Status: Accepted as design debt. Monitor Postgres storage growth for job_artifacts.


Migration Advisory Lock Breaks Under Transaction-Pooled PgBouncer

Symptom: On deploy, multiple API/worker replicas would race on goose.Up and one of them would fail with a goose_db_version unique-constraint violation (SQLSTATE 23505), crash-looping until the losing pods retried.

Scope: internal/db/migrate.go — preflight runs migrations from every process at startup.

Cause: Goose v3 legacy API acquires no DB lock.

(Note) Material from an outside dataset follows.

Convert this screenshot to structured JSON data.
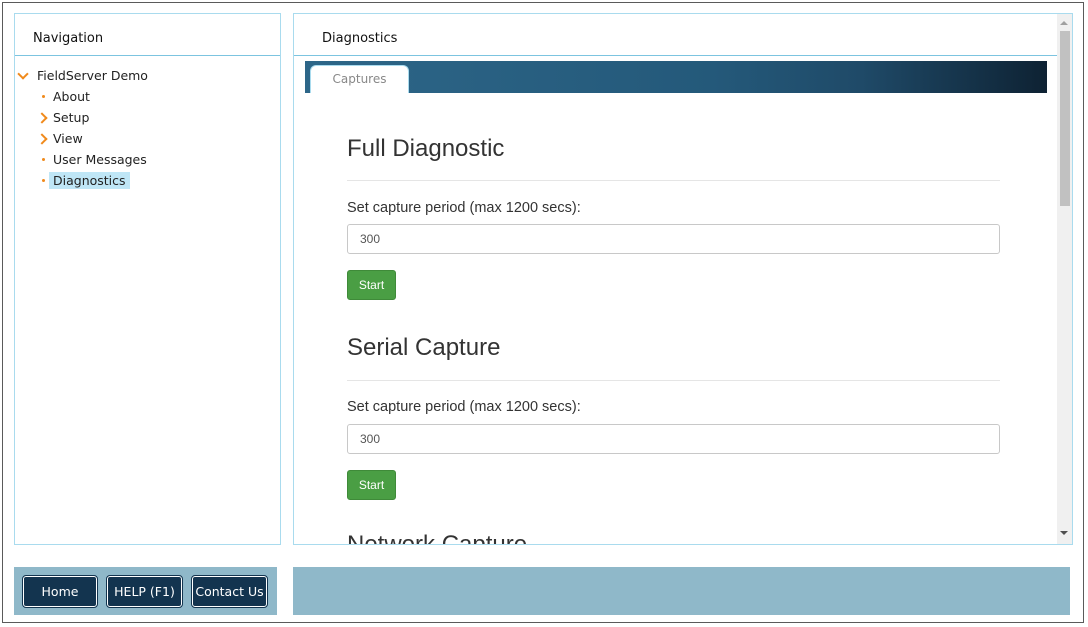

N replicas all read the pending version, all run the migration body, all try to INSERT the same version_id row.

Fix applied: Switched to goose.NewProvider(..., WithSessionLocker(lock.NewPostgresSessionLocker())). The session locker uses pg_advisory_lock — a core Postgres feature, no extension needed. Losing replicas block on the lock, observe the applied version when they acquire it, and exit clean.

Remaining gotcha: The session locker relies on the same Postgres connection surviving across statements. This breaks if DATABASE_URL points at a transaction-pooled PgBouncer (e.g., Azure Flexible Server's built-in pooler on port 6432, or pgcat in transaction mode). The pool rotates connections between statements; the advisory lock is released behind goose's back, and the serialization guarantee silently disappears.

How to check:

  • Confirm DATABASE_URL uses the direct Postgres port (5432 on Azure), not the pooler port (6432).
  • If the app runtime ever moves to a transaction-pool DSN, keep the migration DSN on 5432 or switch to lock.NewPostgresTableLocker() which doesn't depend on session persistence.

Severity: Low today (we're on 5432). Latent footgun if infra changes.

Status: Monitor connection routing. Revisit if a pooler is introduced between the app and Postgres.